As you can imagine, these small leaks can quickly turn into bigger leaks. Consequently, you may end up with structural damage and dampness, which can create the perfect breathing ground for other serious issues such as mold.

It is worth noting that it is not just the pipe structure itself that will be put under strain. As the pipes vibrate from the resulting shock wave, they will pull at the fittings that keep them secured to the wall. If this continues, these fittings may be pulled out of the wall altogether.

In conclusion: Yes, water hammer can damage your pipes. This is an issue that you should investigate before it becomes more than just a noisy annoyance. Allowing water to regularly slam into the elbows and valves in your piping system is not a great idea. At some point, one of these components is probably going to fail.

What causes water hammer?

Most modern plumbing systems are equipped with air chambers. These air chambers act like cushions. When a sudden surge of water hits the air chamber, the air in the chamber helps to soften the blow.

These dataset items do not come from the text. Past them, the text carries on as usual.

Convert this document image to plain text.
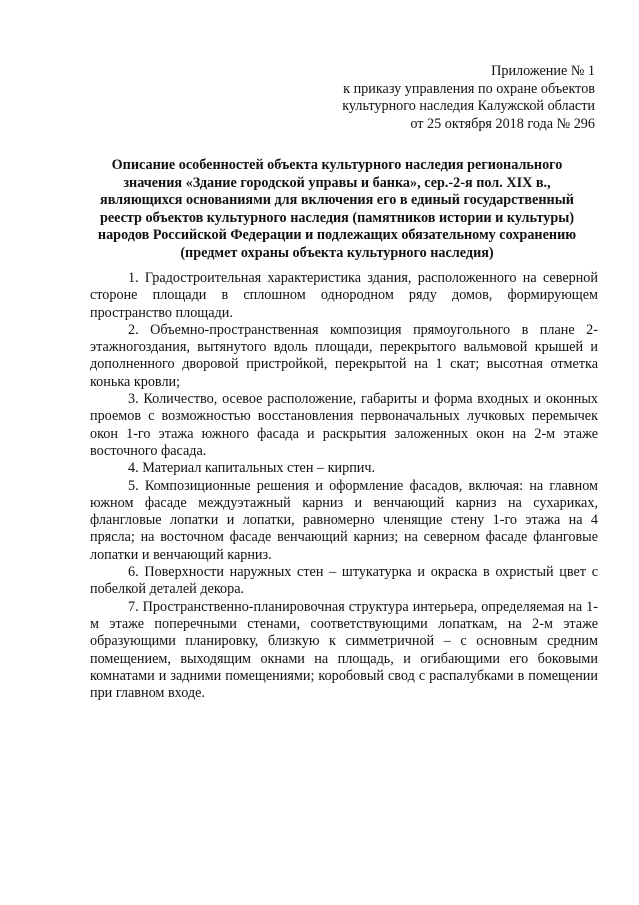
Приложение № 1
к приказу управления по охране объектов
культурного наследия Калужской области
от 25 октября 2018 года № 296
Описание особенностей объекта культурного наследия регионального
значения «Здание городской управы и банка», сер.-2-я пол. XIX в.,
являющихся основаниями для включения его в единый государственный
реестр объектов культурного наследия (памятников истории и культуры)
народов Российской Федерации и подлежащих обязательному сохранению
(предмет охраны объекта культурного наследия)

1. Градостроительная характеристика здания, расположенного на северной стороне площади в сплошном однородном ряду домов, формирующем пространство площади.

2. Объемно-пространственная композиция прямоугольного в плане 2-этажногоздания, вытянутого вдоль площади, перекрытого вальмовой крышей и дополненного дворовой пристройкой, перекрытой на 1 скат; высотная отметка конька кровли;

3. Количество, осевое расположение, габариты и форма входных и оконных проемов с возможностью восстановления первоначальных лучковых перемычек окон 1-го этажа южного фасада и раскрытия заложенных окон на 2-м этаже восточного фасада.

4. Материал капитальных стен – кирпич.

5. Композиционные решения и оформление фасадов, включая: на главном южном фасаде междуэтажный карниз и венчающий карниз на сухариках, флангловые лопатки и лопатки, равномерно членящие стену 1-го этажа на 4 прясла; на восточном фасаде венчающий карниз; на северном фасаде фланговые лопатки и венчающий карниз.

6. Поверхности наружных стен – штукатурка и окраска в охристый цвет с побелкой деталей декора.

7. Пространственно-планировочная структура интерьера, определяемая на 1-м этаже поперечными стенами, соответствующими лопаткам, на 2-м этаже образующими планировку, близкую к симметричной – с основным средним помещением, выходящим окнами на площадь, и огибающими его боковыми комнатами и задними помещениями; коробовый свод с распалубками в помещении при главном входе.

Take the following air chamber as an example:

Air chamber

A rough diagram of an air chamber behind a sink.

In the diagram above, there is an air chamber behind the wall. This air chamber helps to soften the surge of water that comes rushing towards the sink.

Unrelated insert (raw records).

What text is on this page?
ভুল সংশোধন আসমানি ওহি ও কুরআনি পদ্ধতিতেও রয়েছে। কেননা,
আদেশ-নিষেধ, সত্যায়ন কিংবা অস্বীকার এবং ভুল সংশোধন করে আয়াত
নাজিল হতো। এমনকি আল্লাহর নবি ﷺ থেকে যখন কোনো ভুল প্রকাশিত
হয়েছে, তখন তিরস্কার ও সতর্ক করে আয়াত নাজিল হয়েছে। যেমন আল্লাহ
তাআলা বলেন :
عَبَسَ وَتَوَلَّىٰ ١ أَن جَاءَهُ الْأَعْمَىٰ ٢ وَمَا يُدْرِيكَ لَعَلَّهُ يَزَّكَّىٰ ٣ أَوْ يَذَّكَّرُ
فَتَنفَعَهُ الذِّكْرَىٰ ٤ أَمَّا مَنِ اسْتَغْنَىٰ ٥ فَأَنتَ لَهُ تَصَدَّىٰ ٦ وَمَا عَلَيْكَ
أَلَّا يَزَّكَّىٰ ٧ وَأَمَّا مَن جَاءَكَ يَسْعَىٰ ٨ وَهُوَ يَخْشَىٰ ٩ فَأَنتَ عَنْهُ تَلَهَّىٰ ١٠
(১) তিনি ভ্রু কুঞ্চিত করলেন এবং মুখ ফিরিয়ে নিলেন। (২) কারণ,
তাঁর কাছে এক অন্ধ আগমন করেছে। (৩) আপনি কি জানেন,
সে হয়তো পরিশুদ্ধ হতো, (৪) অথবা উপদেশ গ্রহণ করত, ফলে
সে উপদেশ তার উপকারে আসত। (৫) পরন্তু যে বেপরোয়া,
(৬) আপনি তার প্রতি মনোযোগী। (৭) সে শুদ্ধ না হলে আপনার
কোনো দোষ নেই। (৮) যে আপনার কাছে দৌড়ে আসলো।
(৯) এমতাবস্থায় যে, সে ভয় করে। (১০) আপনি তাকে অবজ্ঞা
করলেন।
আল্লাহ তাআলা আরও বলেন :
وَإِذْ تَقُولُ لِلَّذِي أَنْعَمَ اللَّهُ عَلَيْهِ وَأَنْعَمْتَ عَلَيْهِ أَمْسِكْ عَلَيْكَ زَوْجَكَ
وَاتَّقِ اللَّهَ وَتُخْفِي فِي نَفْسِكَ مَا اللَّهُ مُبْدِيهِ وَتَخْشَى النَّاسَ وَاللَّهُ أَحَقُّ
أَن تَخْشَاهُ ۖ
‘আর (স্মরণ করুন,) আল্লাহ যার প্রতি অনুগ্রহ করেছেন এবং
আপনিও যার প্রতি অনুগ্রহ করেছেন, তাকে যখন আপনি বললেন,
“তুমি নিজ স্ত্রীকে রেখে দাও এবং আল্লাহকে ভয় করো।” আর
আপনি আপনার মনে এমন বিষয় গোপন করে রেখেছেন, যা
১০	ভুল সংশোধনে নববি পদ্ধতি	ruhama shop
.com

Unfortunately, in some cases, these air chambers can become waterlogged. This happens when a surge of water manages to get into the chamber and absorb the air. As a result, it can no longer function as a cushion.

In my case, an air chamber became flooded after I loosened a valve and increased the water pressure to my house.

DIY: How to fix water hammer.

If these loud sounds weren’t there before, then it is possible that one or more of your air chambers have become flooded. To fix this issue, you will need to completely drain the water from your pipes.

Thankfully, you do not need to be a plumber to do this. You don’t even have to be an expert at DIY. It is actually a pretty easy fix to attempt all by yourself.

To re-fill your air chambers with air, you will need to take the following steps:

  1. Completely shut off the water supply to your house. The valve to shut off the water supply can be typically located in the basement, under your kitchen sink or on the outside of the property.
  2. Once you have shut off your water supply, you should turn on the faucet / tap in your kitchen, as well as the faucet in your upstairs bathroom (if you have one). This will allow the remaining water in your pipes to drain out. If you have a faucet in your basement or in your yard, you should turn this one on. The goal is to turn on two faucets: The highest one and the lowest one.
  3. After a while, the water should come to a stop. If it doesn’t then it means that you probably didn’t restrict the water supply properly.
  4. Once the water has stopped flowing, turn off the bottom faucets and turn the water supply back on. Do NOT turn off the upstairs faucet yet.
  5. When the top faucet starts flowing again, it means that the water has risen through the system. You can now turn this off.

And that’s it! If it the fix was successful, you should no longer hear that awful knocking sound anymore.

That didn’t fix my issue!

If the above fix did not solve your issue, then you may need to call a plumber. In some cases, air chambers can become clogged with sediment and limescale. In other cases, the air chambers might not be able to handle the water pressure. i.e. The water pressure coming into the property is too high. That, or the air chamber wasn’t installed in a practical location.

A plumber can investigate the issue and install a Water Shock Arrestor, which is a mechanical advice that contains springs and an air bladder to help soften the flow. These are preferred in commercial buildings and apartment blocks, where air chambers can be ineffective.

If the pressure coming into your property is too high, a plumber may also install a regulator that keeps the PSI (pressure) at a recommended level. This device is usually installed close to the water input so that it can control the supply of water that is coming into your home. If pressure is the issue here, then you should definitely consult a professional, as a PSI that is above normal levels can cause damage to pipes, fittings and kitchen appliances.